Morrison repeatedly warned that those arguing for a rapid and radical response like the one New Zealand would soon unveil might not like what they wished for when they got it, because opening an economy up again, once you had closed it, was difficult and complex.
In Australia we were trying to have the best of both worlds: to limit the impact of the virus, but also to limit its economic impact by minimising the shutdown.
New Zealands response to the coronavirus is just the latest reason Australians have sometimes looked wistfully, or at least with interest, across the Tasman. Much of the recent looking has been driven by a fascination with Ardern, particularly admiration for her empathetic leadership in the wake of the Christchurch massacre, the White Island volcano eruption and the pandemic. Her stunning win in the October 2020 election gives our politicians a particular reason to look at how politics has been done in New Zealand in recent times.
But Ardern is not the first reason we have had to look across the Tasman and wonder whether there is another way of doing things. And her uncompromising positions do feel like part of a pattern. Little New Zealand perhaps the only place in the world that has suffered isolation and the tyranny of distance more than Australia has repeatedly jumped out of its comfort zone and changed direction harder, faster and for longer than Australia has done in the past half-century. Long before Australians noticed Ardern, its leaders were deregulating the economy more radically, cutting tax rates further, standing their ground for a more independent foreign policy against the United States and against the French over their nuclear testing in the Pacific.

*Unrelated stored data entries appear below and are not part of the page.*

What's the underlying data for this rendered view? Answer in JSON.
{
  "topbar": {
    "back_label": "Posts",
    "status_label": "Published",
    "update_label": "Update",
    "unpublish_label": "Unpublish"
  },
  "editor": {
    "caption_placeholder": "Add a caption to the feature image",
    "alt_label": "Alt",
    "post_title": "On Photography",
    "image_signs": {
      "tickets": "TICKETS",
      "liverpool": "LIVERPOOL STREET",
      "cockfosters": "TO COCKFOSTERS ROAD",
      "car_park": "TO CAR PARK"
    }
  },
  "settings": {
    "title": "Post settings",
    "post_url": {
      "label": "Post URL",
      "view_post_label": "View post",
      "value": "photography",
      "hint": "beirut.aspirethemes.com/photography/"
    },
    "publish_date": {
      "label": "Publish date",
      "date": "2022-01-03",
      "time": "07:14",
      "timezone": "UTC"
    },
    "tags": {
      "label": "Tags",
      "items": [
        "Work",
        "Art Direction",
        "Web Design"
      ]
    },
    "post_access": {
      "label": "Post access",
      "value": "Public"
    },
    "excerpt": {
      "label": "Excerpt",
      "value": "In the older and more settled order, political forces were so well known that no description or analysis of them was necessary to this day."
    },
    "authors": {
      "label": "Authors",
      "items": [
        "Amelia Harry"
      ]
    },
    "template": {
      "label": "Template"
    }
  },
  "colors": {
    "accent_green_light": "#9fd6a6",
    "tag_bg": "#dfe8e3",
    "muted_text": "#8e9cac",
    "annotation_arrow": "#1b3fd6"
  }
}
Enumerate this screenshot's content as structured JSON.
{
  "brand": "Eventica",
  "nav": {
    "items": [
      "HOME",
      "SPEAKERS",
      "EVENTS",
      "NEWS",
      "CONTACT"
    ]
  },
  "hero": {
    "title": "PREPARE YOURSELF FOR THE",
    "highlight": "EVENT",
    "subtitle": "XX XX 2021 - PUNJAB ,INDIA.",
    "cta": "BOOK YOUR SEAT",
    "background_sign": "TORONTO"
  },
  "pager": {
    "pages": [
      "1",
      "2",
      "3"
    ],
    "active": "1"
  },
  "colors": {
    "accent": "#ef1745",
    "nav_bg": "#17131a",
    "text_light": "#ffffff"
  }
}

When you listen to Kiwi accounts of how these things happened, there is a sort of no-nonsense pragmatism in the telling, particularly compared to the contortions of Australian politics. Consider Helen Clark on the 2003 decision not to join the Coalition of the Willing in Iraq:
Look, you read the raw intelligence, you read the [NZ external intelligence agency] assessment. Recall the U.S. didnt give us everything. But it just wasnt convincing. So that was the first point, there wasnt the evidence. And secondly, the UN community wasnt convinced. It went to the Security Council, it couldnt get through. So, New Zealand is not in the habit of bucking decisions of the Security Council. That has not been our position. So, on the facts, just a no-brainer not to go near it.